Sunday, May 25, 2014

Yahrtzeit- A Different Kind of Mother's Day



I don't need help knowing what to feel on my mom's yahrtzeit. I've got feelings a plenty. I'm more unsure what I'm supposed to do, or what the day means, besides a chance to reflect. So I fast for half the day, light a candle and think.

I think back to a Saturday night in Tel Aviv with a friend (which is a code-word for a girl), during my post-high school year in Israel. I don't remember what we were talking about, but all of a sudden it hit me. All those times that my parents did something that I didn't like, they were trying their best. Even their mistakes came from a place of love. Being that this was the olden days, I sent my parents an aerogram where I shared this with them, and apologized for having been a jerk. After they got the letter, my father told me “Your mother cried”. Of course, I swallowed my response, “What about you?”.

I swore up and down that I'd avoid all of their mistakes, and I did, except for when I didn't. I also made new ones, which they never would have made. I find myself wondering whether all my mistakes come from a place of love, or maybe from a murkier, more confused place.

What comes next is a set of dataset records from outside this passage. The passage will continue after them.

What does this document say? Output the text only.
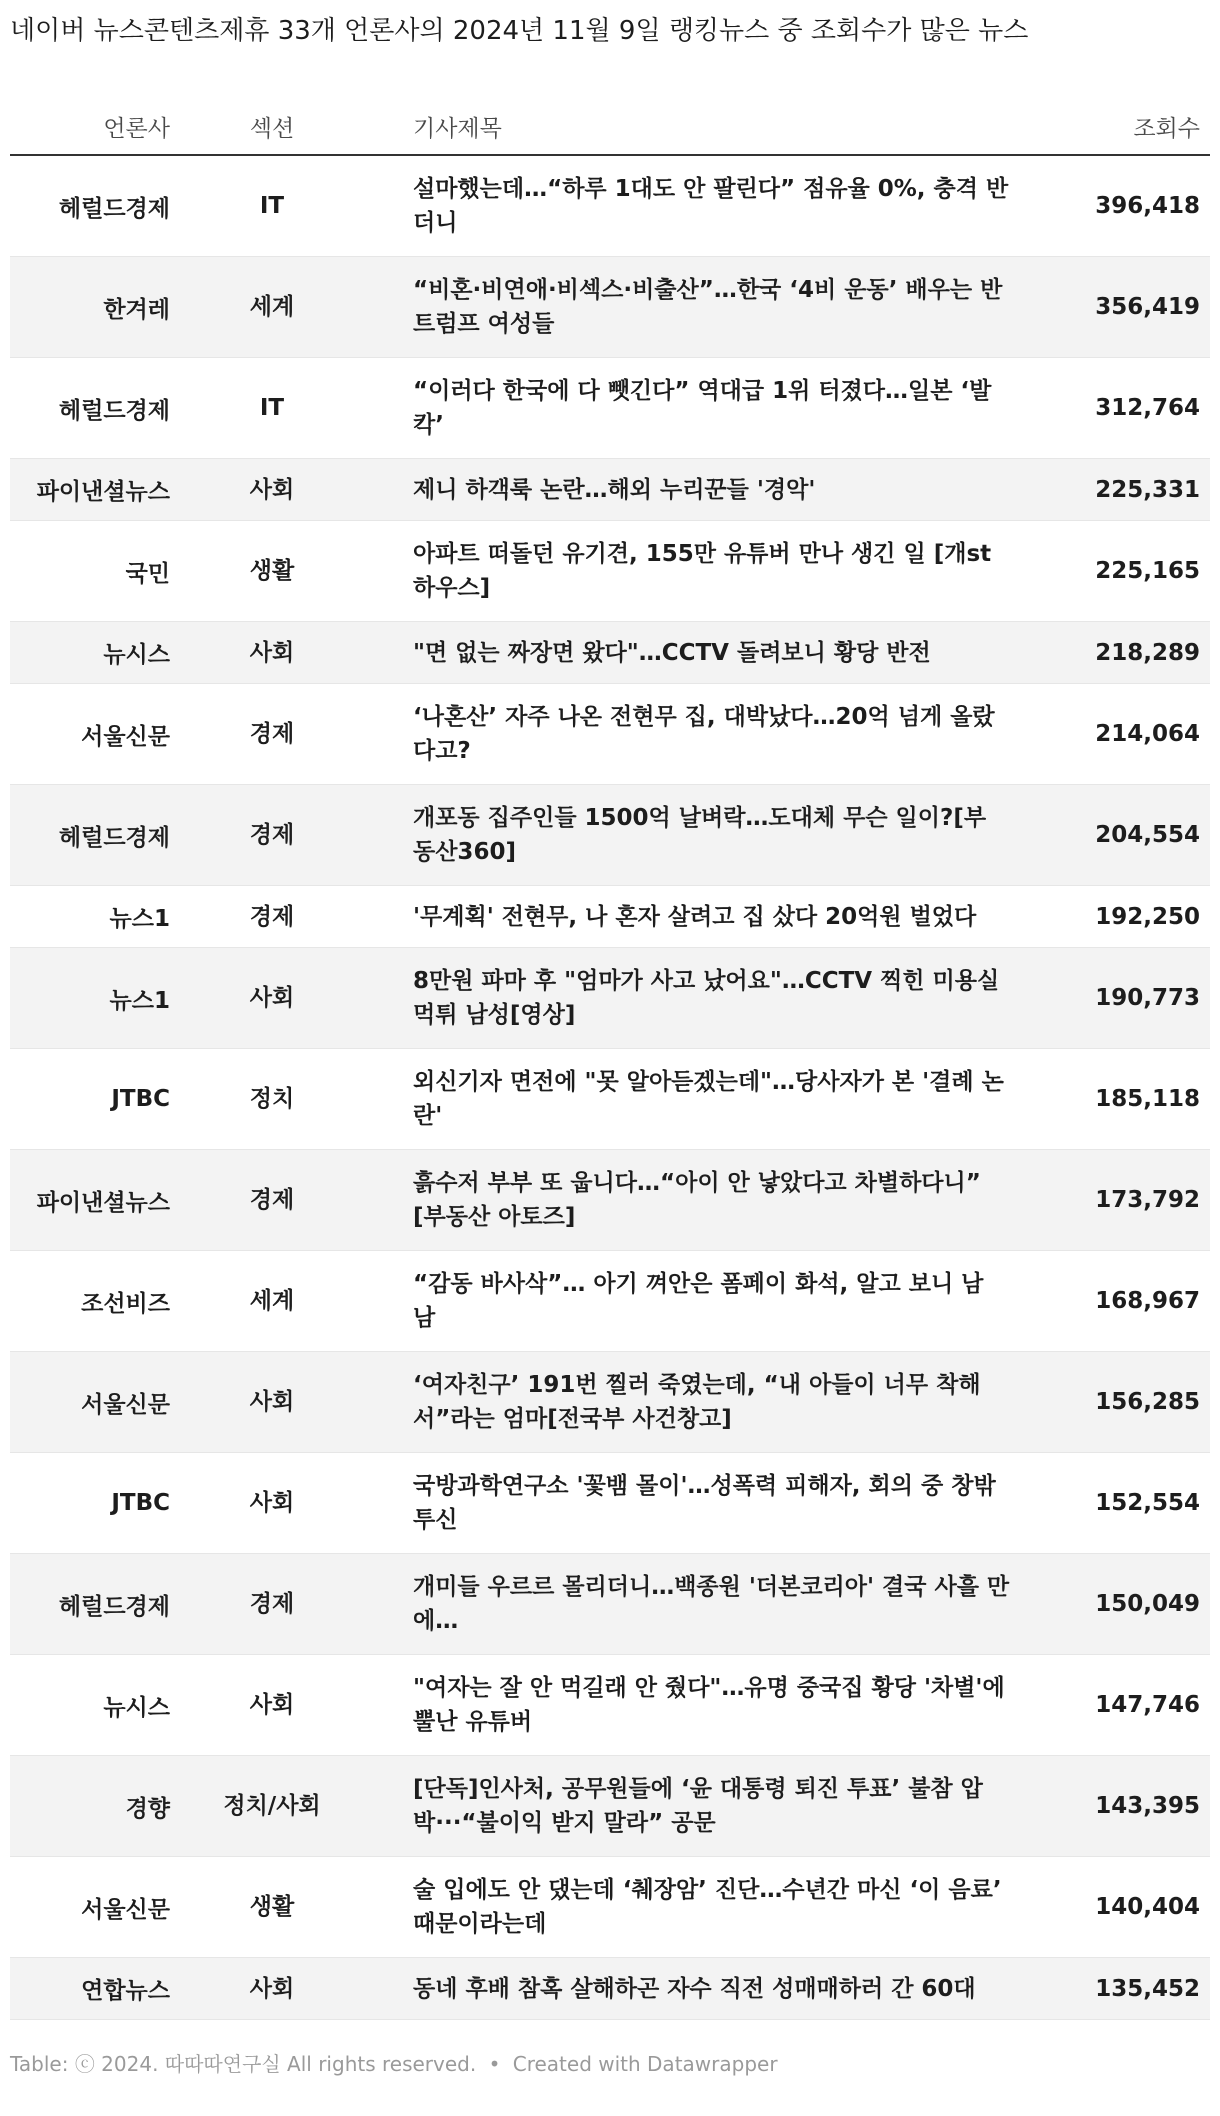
네이버 뉴스콘텐츠제휴 33개 언론사의 2024년 11월 9일 랭킹뉴스 중 조회수가 많은 뉴스
언론사	섹션	기사제목	조회수
헤럴드경제	IT	설마했는데…“하루 1대도 안 팔린다” 점유율 0%, 충격 반 더니	396,418
한겨레	세계	“비혼·비연애·비섹스·비출산”…한국 ‘4비 운동’ 배우는 반 트럼프 여성들	356,419
헤럴드경제	IT	“이러다 한국에 다 뺏긴다” 역대급 1위 터졌다…일본 ‘발 칵’	312,764
파이낸셜뉴스	사회	제니 하객룩 논란…해외 누리꾼들 '경악'	225,331
국민	생활	아파트 떠돌던 유기견, 155만 유튜버 만나 생긴 일 [개st 하우스]	225,165
뉴시스	사회	"면 없는 짜장면 왔다"…CCTV 돌려보니 황당 반전	218,289
서울신문	경제	‘나혼산’ 자주 나온 전현무 집, 대박났다…20억 넘게 올랐 다고?	214,064
헤럴드경제	경제	개포동 집주인들 1500억 날벼락…도대체 무슨 일이?[부 동산360]	204,554
뉴스1	경제	'무계획' 전현무, 나 혼자 살려고 집 샀다 20억원 벌었다	192,250
뉴스1	사회	8만원 파마 후 "엄마가 사고 났어요"…CCTV 찍힌 미용실 먹튀 남성[영상]	190,773
JTBC	정치	외신기자 면전에 "못 알아듣겠는데"…당사자가 본 '결례 논란'	185,118
파이낸셜뉴스	경제	흙수저 부부 또 웁니다…“아이 안 낳았다고 차별하다니” [부동산 아토즈]	173,792
조선비즈	세계	“감동 바사삭”… 아기 껴안은 폼페이 화석, 알고 보니 남 남	168,967
서울신문	사회	‘여자친구’ 191번 찔러 죽였는데, “내 아들이 너무 착해 서”라는 엄마[전국부 사건창고]	156,285
JTBC	사회	국방과학연구소 '꽃뱀 몰이'…성폭력 피해자, 회의 중 창밖 투신	152,554
헤럴드경제	경제	개미들 우르르 몰리더니…백종원 '더본코리아' 결국 사흘 만에…	150,049
뉴시스	사회	"여자는 잘 안 먹길래 안 줬다"…유명 중국집 황당 '차별'에 뿔난 유튜버	147,746
경향	정치/사회	[단독]인사처, 공무원들에 ‘윤 대통령 퇴진 투표’ 불참 압 박···“불이익 받지 말라” 공문	143,395
서울신문	생활	술 입에도 안 댔는데 ‘췌장암’ 진단…수년간 마신 ‘이 음료’ 때문이라는데	140,404
연합뉴스	사회	동네 후배 참혹 살해하곤 자수 직전 성매매하러 간 60대	135,452
Table: ⓒ 2024. 따따따연구실 All rights reserved. • Created with Datawrapper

Late in the afternoon, Chavi walks into the room. She has just finished a report on the Chassidim and Misnagdim. She did it on her own, without having to be asked by her parents, which I'd put off on her being female, except I have two other daughters. Somehow, the conversation moves from place to place, including sociology, Spinoza and the Haskala. Then it gets serious. She asks me what we are. I go into a soliloquy, which comes from a place of love. I talk about being confused, and looking for truth and being a parent, and choosing a high school for her, and why I still where a hat on Shabbos, and how it breaks my heart when she cries, but her tears get a vote, and not a veto. I don't know what she thought, although she seemed to take it in, and suddenly the yahrtzeit has meaning. For this year at least.